Vitamin D is ingested through food or is synthesized by the action of UV light on the skin. The UV index is stronger in coastal areas than inland, in the countryside than in the city, and in summer than in winter. We analyzed the vitamin D levels according to season before supplementation and found them to be lowest in winter and highest in autumn, but there was no significant difference between summer and autumn. Latitude, amount of outdoor activity, skin color, and exposure to sunshine influence vitamin D synthesis. In the winter, fewer UV rays lead to lower vitamin D levels in both the patients and the healthy population [24,25].

This study has several limitations. First, there were no CDAI data, as this was a retrospective study using hospital electronic medical records.

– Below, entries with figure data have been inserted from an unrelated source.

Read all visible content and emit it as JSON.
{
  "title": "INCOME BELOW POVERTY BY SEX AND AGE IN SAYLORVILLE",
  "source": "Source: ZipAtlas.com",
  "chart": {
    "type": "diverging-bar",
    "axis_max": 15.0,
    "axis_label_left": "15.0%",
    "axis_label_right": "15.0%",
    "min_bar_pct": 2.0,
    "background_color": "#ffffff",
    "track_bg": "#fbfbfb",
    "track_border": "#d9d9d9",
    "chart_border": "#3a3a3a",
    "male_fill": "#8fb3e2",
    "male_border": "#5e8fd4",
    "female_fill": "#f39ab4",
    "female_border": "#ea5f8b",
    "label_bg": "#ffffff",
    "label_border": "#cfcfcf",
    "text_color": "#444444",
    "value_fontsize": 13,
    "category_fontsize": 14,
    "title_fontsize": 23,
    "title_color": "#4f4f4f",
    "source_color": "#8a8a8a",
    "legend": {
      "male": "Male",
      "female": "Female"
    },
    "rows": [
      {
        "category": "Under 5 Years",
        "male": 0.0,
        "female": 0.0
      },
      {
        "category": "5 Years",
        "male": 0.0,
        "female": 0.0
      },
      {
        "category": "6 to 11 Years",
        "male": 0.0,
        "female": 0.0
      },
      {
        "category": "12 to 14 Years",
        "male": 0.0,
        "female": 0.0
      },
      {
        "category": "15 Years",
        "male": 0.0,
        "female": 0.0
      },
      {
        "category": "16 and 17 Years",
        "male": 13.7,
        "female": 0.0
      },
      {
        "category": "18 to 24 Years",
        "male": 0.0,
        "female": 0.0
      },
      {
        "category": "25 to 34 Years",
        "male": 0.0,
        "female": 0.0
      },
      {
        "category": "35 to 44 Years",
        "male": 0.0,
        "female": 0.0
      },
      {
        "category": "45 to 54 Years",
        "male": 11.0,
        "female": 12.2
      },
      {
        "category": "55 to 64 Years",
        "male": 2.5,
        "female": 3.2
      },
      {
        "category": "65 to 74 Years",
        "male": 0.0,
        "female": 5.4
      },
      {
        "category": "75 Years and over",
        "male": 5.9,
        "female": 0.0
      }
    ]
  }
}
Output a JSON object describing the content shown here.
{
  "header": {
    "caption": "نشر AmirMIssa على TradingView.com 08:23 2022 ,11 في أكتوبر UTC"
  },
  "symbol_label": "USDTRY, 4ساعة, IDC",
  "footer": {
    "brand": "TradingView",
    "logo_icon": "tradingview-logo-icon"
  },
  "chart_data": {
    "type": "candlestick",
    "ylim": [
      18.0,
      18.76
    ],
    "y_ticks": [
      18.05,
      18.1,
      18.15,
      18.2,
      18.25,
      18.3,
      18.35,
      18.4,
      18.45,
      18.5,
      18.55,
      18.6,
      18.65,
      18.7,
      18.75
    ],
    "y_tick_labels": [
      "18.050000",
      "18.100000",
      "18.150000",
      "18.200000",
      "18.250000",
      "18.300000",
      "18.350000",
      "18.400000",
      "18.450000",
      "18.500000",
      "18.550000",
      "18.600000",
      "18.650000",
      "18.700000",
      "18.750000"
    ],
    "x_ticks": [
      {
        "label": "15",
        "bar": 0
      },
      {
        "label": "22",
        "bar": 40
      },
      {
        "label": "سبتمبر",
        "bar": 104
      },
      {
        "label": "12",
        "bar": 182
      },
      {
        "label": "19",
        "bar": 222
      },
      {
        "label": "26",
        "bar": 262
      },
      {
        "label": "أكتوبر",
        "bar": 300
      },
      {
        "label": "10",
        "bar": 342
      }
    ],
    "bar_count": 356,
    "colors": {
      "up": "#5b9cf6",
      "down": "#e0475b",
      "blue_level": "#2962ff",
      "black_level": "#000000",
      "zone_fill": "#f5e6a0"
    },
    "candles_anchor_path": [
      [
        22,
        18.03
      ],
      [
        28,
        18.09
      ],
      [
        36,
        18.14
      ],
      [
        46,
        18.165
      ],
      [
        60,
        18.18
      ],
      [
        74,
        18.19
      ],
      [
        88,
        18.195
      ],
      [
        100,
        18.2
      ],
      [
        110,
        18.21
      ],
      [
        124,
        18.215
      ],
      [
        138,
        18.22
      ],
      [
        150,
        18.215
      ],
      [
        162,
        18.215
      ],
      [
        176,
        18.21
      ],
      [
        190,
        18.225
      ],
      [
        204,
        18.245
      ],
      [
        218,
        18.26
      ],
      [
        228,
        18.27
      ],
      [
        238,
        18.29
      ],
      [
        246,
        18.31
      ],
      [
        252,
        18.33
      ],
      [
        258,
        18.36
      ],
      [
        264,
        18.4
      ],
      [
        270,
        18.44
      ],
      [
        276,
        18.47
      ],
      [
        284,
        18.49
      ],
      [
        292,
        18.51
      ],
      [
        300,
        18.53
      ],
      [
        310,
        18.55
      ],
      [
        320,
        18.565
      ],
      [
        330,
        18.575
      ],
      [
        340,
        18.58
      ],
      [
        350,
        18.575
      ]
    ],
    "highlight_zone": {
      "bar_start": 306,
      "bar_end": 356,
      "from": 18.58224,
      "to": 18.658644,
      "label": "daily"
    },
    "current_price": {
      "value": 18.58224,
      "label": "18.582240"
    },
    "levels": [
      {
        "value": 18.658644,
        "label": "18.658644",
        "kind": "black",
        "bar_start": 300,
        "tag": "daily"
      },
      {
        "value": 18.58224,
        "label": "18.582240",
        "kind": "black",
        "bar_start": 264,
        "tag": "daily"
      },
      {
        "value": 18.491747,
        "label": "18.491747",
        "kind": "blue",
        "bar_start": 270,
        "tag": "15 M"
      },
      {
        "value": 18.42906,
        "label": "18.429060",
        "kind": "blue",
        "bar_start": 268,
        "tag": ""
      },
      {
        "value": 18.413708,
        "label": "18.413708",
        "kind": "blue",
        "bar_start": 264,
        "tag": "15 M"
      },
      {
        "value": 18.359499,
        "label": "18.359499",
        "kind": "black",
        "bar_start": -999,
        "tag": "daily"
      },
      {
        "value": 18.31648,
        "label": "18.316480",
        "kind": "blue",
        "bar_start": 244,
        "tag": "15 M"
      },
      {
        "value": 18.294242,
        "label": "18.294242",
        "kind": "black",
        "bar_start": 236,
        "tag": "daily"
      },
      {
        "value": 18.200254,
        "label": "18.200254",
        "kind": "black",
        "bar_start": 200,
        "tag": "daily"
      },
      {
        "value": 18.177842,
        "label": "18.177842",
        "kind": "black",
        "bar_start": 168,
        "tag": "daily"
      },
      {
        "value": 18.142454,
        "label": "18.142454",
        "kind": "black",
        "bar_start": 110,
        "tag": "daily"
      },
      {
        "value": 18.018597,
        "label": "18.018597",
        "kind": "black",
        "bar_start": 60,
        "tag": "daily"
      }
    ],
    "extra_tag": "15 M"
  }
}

The CDAI score was irregularly measured and hence could not be used for this study. Second, the sample size was small because there were only a few patients in whom vitamin D and CRP levels and PMS were all measured regularly. A large randomized, prospective controlled study is needed to clarify the results. Third, CRP levels may be influenced not only by vitamin D but also by various other factors such as therapeutic agents, which were not analyzed. Fourth, we did not check vitamin D supplementation compliance. However, in view of the fact that serum vitamin D was elevated in the supplemented group, it is likely that there were no major problems with the compliance.

In conclusion, although a negative correlation was found between serum vitamin D and CRP level in patients with CD, administration of vitamin D did not improve the CRP level in such patients. In patients with UC, serum vitamin D level was unrelated to CRP or PMS.